There are a few niggling personal disappointments alongside the improvements, with this version doing away with the 'Attraction Mode' that would show gameplay tutorials on the title screen if the game was left idle for a time. A small excision, we know. Much more notably, a lot of the real-world branded products you retrieve as treasures in the game — your Duracell batteries, 7-Up bottle tops, and so on — have been replaced with fictional brands, presumably due to expired licenses.

Hardly a big deal, granted, yet the magic of finding and retrieving these recognisable, branded products that you likely had in your own home gave the original an added contextual frisson; a small but potent connection between your world and Olimar's. It's such a tiny thing, but despite the convenience and improved resolution of this Switch port, Pikmin veterans may have trouble shaking the feeling that they're not playing the definitive version of the game.

Apart from these very minor negatives though, this is a fine — if rather rudimentary — port that suffers zero performance issues and plants the (almost) full Pikmin 2 experience on Switch consoles for players to enjoy. And enjoy it you will, we reckon, because Pikmin 2 is a fantastic game at its core, an experience that's aged beautifully and a bit of a must-play in our books, especially if you're experiencing its delights for the first time.
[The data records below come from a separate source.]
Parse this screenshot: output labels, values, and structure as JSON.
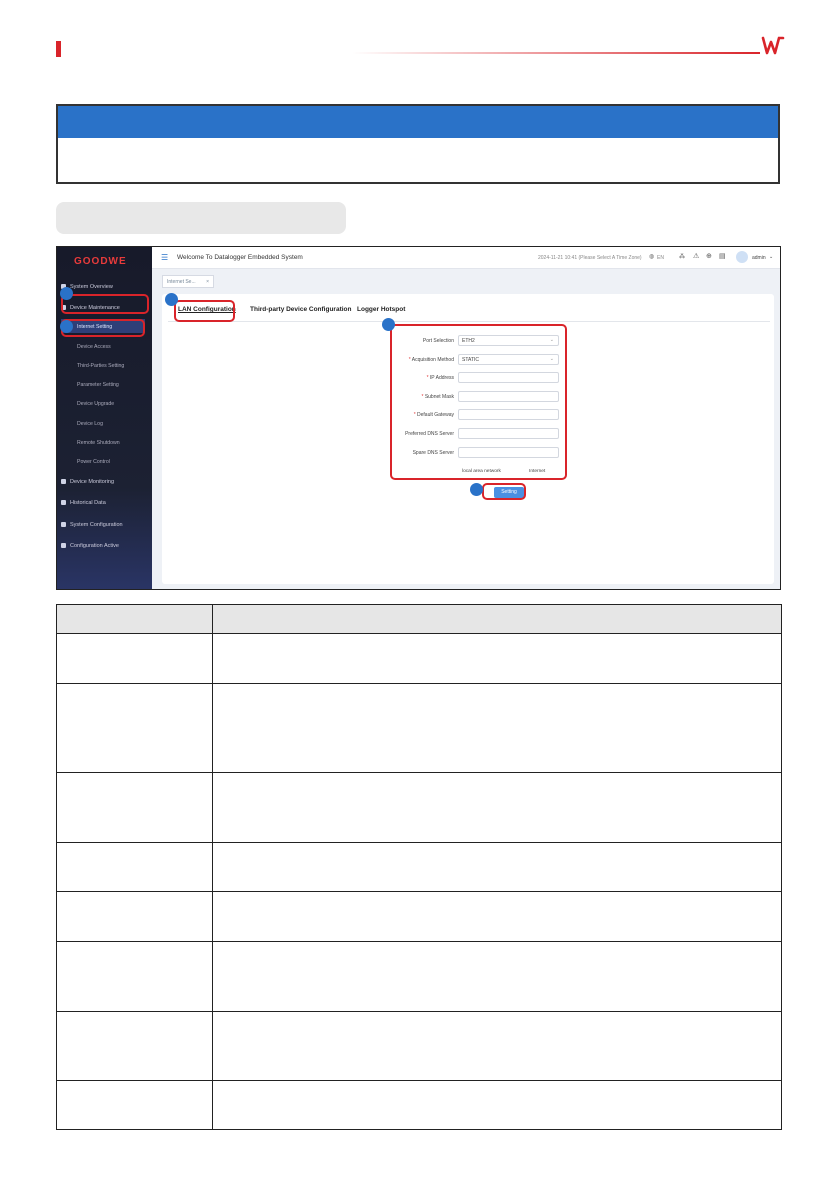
{
  "screenshot": {
    "brand": "GOODWE",
    "window_title": "Welcome To Datalogger Embedded System",
    "datetime": "2024-11-21 10:41 (Please Select A Time Zone)",
    "language": "EN",
    "user": "admin",
    "open_tab": "Internet Se...",
    "sidebar": [
      {
        "label": "System Overview"
      },
      {
        "label": "Device Maintenance"
      },
      {
        "label": "Internet Setting"
      },
      {
        "label": "Device Access"
      },
      {
        "label": "Third-Parties Setting"
      },
      {
        "label": "Parameter Setting"
      },
      {
        "label": "Device Upgrade"
      },
      {
        "label": "Device Log"
      },
      {
        "label": "Remote Shutdown"
      },
      {
        "label": "Power Control"
      },
      {
        "label": "Device Monitoring"
      },
      {
        "label": "Historical Data"
      },
      {
        "label": "System Configuration"
      },
      {
        "label": "Configuration Active"
      }
    ],
    "panel_tabs": [
      "LAN Configuration",
      "Third-party Device Configuration",
      "Logger Hotspot"
    ],
    "form": [
      {
        "label": "Port Selection",
        "value": "ETH2",
        "required": false,
        "dropdown": true
      },
      {
        "label": "Acquisition Method",
        "value": "STATIC",
        "required": true,
        "dropdown": true
      },
      {
        "label": "IP Address",
        "value": "",
        "required": true,
        "dropdown": false
      },
      {
        "label": "Subnet Mask",
        "value": "",
        "required": true,
        "dropdown": false
      },
      {
        "label": "Default Gateway",
        "value": "",
        "required": true,
        "dropdown": false
      },
      {
        "label": "Preferred DNS Server",
        "value": "",
        "required": false,
        "dropdown": false
      },
      {
        "label": "Spare DNS Server",
        "value": "",
        "required": false,
        "dropdown": false
      }
    ],
    "network_labels": [
      "local area network",
      "Internet"
    ],
    "setting_button": "Setting"
  },
  "colors": {
    "brand_red": "#d9242a",
    "note_blue": "#2a72c8",
    "sidebar_dark": "#1c2133",
    "button_blue": "#4a90e2"
  }
}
Pikmin 2 is a fantastic follow-up to the 2001 original that expands upon its predecessor's core gameplay in some neat and well-considered ways. This is a bigger game, with more areas and dungeons to explore, a larger variety of Pikmin to work with, multiple protagonists to control, and a few extra modes thrown in for good measure. It may be a bare-bones port, and we do really miss those Duracells, but this is a game that's aged remarkably well and, with foundations as delightfully entertaining and inventive as this, it's still an experience that we highly recommend checking out on Switch.